“Marche de la colère” : des milliers de policiers défilent à Paris, un mouvement inédit depuis 20 ans

La « marche de la colère » des policiers, au départ de la place de la Bastille. / © A. Blanchard / France 3 Paris IDF
La « marche de la colère » des policiers, au départ de la place de la Bastille. / © A. Blanchard / France 3 Paris IDF

Près de 22 000 manifestants ont rejoint ce mercredi la « marche de la colère » des policiers, d’après l’estimation des syndicats. Un tel mouvement unitaire, tous corps et tous grades confondus, n’était pas arrivé depuis une vingtaine d’années.

Par France 3 paris IDF / AFP

La mobilisation, lancée à l’appel d’une intersyndicale inédite depuis près de 20 ans chez les forces de l’ordre, a réuni 22 000 personnes dans les rues de la capitale selon les organisations syndicales. Pour leur « marche de la colère » ce mercredi à Paris, les policiers ont pris le départ de la place de la Bastille aux alentours de 13h30 afin de mettre la pression sur l’exécutif à l’approche de la réforme des retraites et dans un contexte de malaise général de l’institution.
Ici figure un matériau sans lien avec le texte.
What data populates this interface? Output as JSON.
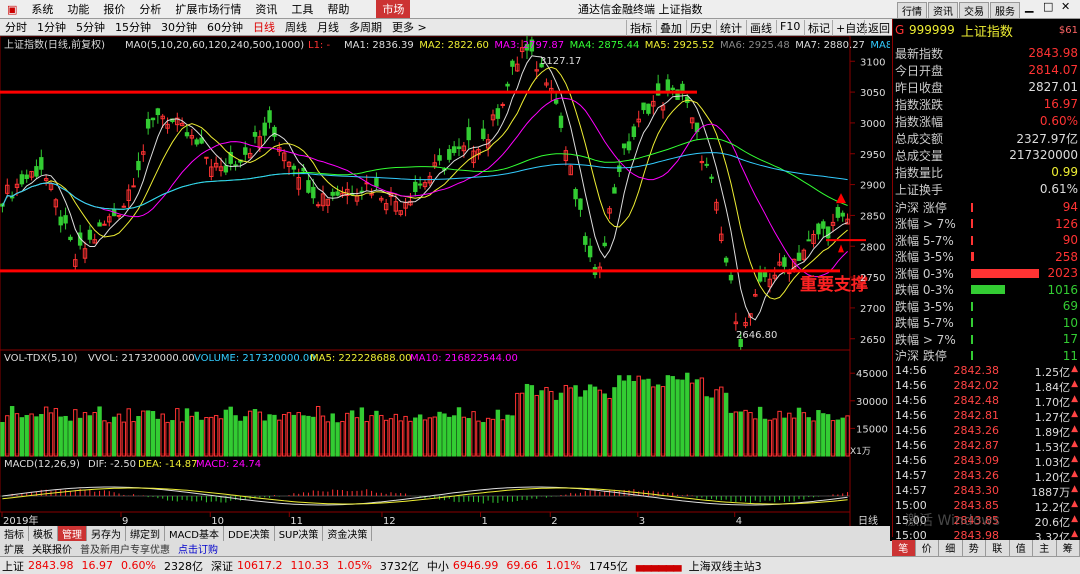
{
  "menu": {
    "items": [
      "系统",
      "功能",
      "报价",
      "分析",
      "扩展市场行情",
      "资讯",
      "工具",
      "帮助"
    ],
    "market_tab": "市场",
    "app_title": "通达信金融终端  上证指数",
    "right_buttons": [
      "行情",
      "资讯",
      "交易",
      "服务"
    ]
  },
  "periods": [
    "分时",
    "1分钟",
    "5分钟",
    "15分钟",
    "30分钟",
    "60分钟",
    "日线",
    "周线",
    "月线",
    "多周期",
    "更多 >"
  ],
  "active_period": "日线",
  "toolbar": [
    "指标",
    "叠加",
    "历史",
    "统计",
    "画线",
    "F10",
    "标记",
    "+自选",
    "返回"
  ],
  "main_header": {
    "name": "上证指数(日线,前复权)",
    "ma0": "MA0(5,10,20,60,120,240,500,1000)",
    "items": [
      {
        "text": "L1: -",
        "color": "#f33"
      },
      {
        "text": "MA1: 2836.39",
        "color": "#ddd"
      },
      {
        "text": "MA2: 2822.60",
        "color": "#ee3"
      },
      {
        "text": "MA3: 2797.87",
        "color": "#f0f"
      },
      {
        "text": "MA4: 2875.44",
        "color": "#3f3"
      },
      {
        "text": "MA5: 2925.52",
        "color": "#ee3"
      },
      {
        "text": "MA6: 2925.48",
        "color": "#888"
      },
      {
        "text": "MA7: 2880.27",
        "color": "#ddd"
      },
      {
        "text": "MA8 ◆",
        "color": "#3cf"
      }
    ]
  },
  "price_axis": [
    "3100",
    "3050",
    "3000",
    "2950",
    "2900",
    "2850",
    "2800",
    "2750",
    "2700",
    "2650"
  ],
  "annotations": {
    "high": "3127.17",
    "low": "2646.80",
    "support": "重要支撑"
  },
  "vol_header": {
    "name": "VOL-TDX(5,10)",
    "vvol": "VVOL: 217320000.00",
    "volume": "VOLUME: 217320000.00",
    "ma5": "MA5: 222228688.00",
    "ma10": "MA10: 216822544.00"
  },
  "vol_axis": [
    "45000",
    "30000",
    "15000"
  ],
  "vol_unit": "X1万",
  "macd_header": {
    "name": "MACD(12,26,9)",
    "dif": "DIF: -2.50",
    "dea": "DEA: -14.87",
    "macd": "MACD: 24.74"
  },
  "time_axis": [
    {
      "label": "2019年",
      "pos": 0.0
    },
    {
      "label": "9",
      "pos": 0.14
    },
    {
      "label": "10",
      "pos": 0.245
    },
    {
      "label": "11",
      "pos": 0.338
    },
    {
      "label": "12",
      "pos": 0.447
    },
    {
      "label": "1",
      "pos": 0.563
    },
    {
      "label": "2",
      "pos": 0.645
    },
    {
      "label": "3",
      "pos": 0.748
    },
    {
      "label": "4",
      "pos": 0.862
    }
  ],
  "period_label": "日线",
  "side": {
    "code": "999999",
    "name": "上证指数",
    "tag": "$61",
    "stats": [
      {
        "k": "最新指数",
        "v": "2843.98",
        "c": "#f33"
      },
      {
        "k": "今日开盘",
        "v": "2814.07",
        "c": "#f33"
      },
      {
        "k": "昨日收盘",
        "v": "2827.01",
        "c": "#ddd"
      },
      {
        "k": "指数涨跌",
        "v": "16.97",
        "c": "#f33"
      },
      {
        "k": "指数涨幅",
        "v": "0.60%",
        "c": "#f33"
      },
      {
        "k": "总成交额",
        "v": "2327.97亿",
        "c": "#ddd"
      },
      {
        "k": "总成交量",
        "v": "217320000",
        "c": "#ddd"
      },
      {
        "k": "指数量比",
        "v": "0.99",
        "c": "#ee3"
      },
      {
        "k": "上证换手",
        "v": "0.61%",
        "c": "#ddd"
      }
    ],
    "breadth": [
      {
        "k": "沪深 涨停",
        "v": "94",
        "c": "#f33",
        "w": 0
      },
      {
        "k": "涨幅 > 7%",
        "v": "126",
        "c": "#f33",
        "w": 0.02
      },
      {
        "k": "涨幅 5-7%",
        "v": "90",
        "c": "#f33",
        "w": 0.015
      },
      {
        "k": "涨幅 3-5%",
        "v": "258",
        "c": "#f33",
        "w": 0.04
      },
      {
        "k": "涨幅 0-3%",
        "v": "2023",
        "c": "#f33",
        "w": 1.0
      },
      {
        "k": "跌幅 0-3%",
        "v": "1016",
        "c": "#3c3",
        "w": 0.5
      },
      {
        "k": "跌幅 3-5%",
        "v": "69",
        "c": "#3c3",
        "w": 0.012
      },
      {
        "k": "跌幅 5-7%",
        "v": "10",
        "c": "#3c3",
        "w": 0.005
      },
      {
        "k": "跌幅 > 7%",
        "v": "17",
        "c": "#3c3",
        "w": 0.006
      },
      {
        "k": "沪深 跌停",
        "v": "11",
        "c": "#3c3",
        "w": 0
      }
    ],
    "ticks": [
      {
        "t": "14:56",
        "p": "2842.38",
        "v": "1.25亿"
      },
      {
        "t": "14:56",
        "p": "2842.02",
        "v": "1.84亿"
      },
      {
        "t": "14:56",
        "p": "2842.48",
        "v": "1.70亿"
      },
      {
        "t": "14:56",
        "p": "2842.81",
        "v": "1.27亿"
      },
      {
        "t": "14:56",
        "p": "2843.26",
        "v": "1.89亿"
      },
      {
        "t": "14:56",
        "p": "2842.87",
        "v": "1.53亿"
      },
      {
        "t": "14:56",
        "p": "2843.09",
        "v": "1.03亿"
      },
      {
        "t": "14:57",
        "p": "2843.26",
        "v": "1.20亿"
      },
      {
        "t": "14:57",
        "p": "2843.30",
        "v": "1887万"
      },
      {
        "t": "15:00",
        "p": "2843.85",
        "v": "12.2亿"
      },
      {
        "t": "15:00",
        "p": "2843.85",
        "v": "20.6亿"
      },
      {
        "t": "15:00",
        "p": "2843.98",
        "v": "3.32亿"
      }
    ],
    "buttons": [
      "笔",
      "价",
      "细",
      "势",
      "联",
      "值",
      "主",
      "筹"
    ]
  },
  "bottom_tabs": [
    "指标",
    "模板",
    "管理",
    "另存为",
    "绑定到",
    "MACD基本",
    "DDE决策",
    "SUP决策",
    "资金决策"
  ],
  "active_tab": "管理",
  "ext_bar": [
    "扩展",
    "关联报价",
    "普及新用户专享优惠",
    "点击订购"
  ],
  "status": [
    {
      "label": "上证",
      "vals": [
        "2843.98",
        "16.97",
        "0.60%"
      ],
      "amt": "2328亿"
    },
    {
      "label": "深证",
      "vals": [
        "10617.2",
        "110.33",
        "1.05%"
      ],
      "amt": "3732亿"
    },
    {
      "label": "中小",
      "vals": [
        "6946.99",
        "69.66",
        "1.01%"
      ],
      "amt": "1745亿"
    }
  ],
  "station": "上海双线主站3",
  "watermark": "激活 Windows"
}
Le cortège a pris la direction de la place de la République dans une ambiance bon enfant. « Nous sommes venus ici pour nous battre pour nos conditions de travail, et surtout pour rendre hommage à nos collègues qui ont mis fin à leurs jours », explique Damien, un policier parisien de 24 ans à la Brigade des réseaux transiliens.
Un cri d’alerte relayé par Yves, 54 ans, policier à Montpellier : « Nous sommes là car c'est un ras-le bol… On remet en cause la réforme des retraites, les politiques, les médias, le traitement des affaires. Pour nous il n'y a jamais de présomption d'innocence ».

Des gilets jaunes présents à proximité de la marche

A deux pas de la place de la Bastille, quelques gilets jaunes – dont Eric Drouet – se sont par ailleurs réunis, encadrés par des gendarmes mobiles pour éviter tout incident avec la « marche de la colère ». Le contre-rassemblement, pensé pour « faire acte de présence » d’après la figure médiatique du mouvement, visait à rappeler les nombreux cas de violences policières survenus lors des manifestations des derniers mois.
Du côté des forces de l’ordre, cinq points sont au cœur des revendications : « l'amélioration de la qualité de vie au travail », « une véritable politique sociale pour les agents du ministère de l'Intérieur », « une réponse pénale réelle, efficace et dissuasive », « la défense des retraites » et une future loi d'orientation et de programmation « ambitieuse ».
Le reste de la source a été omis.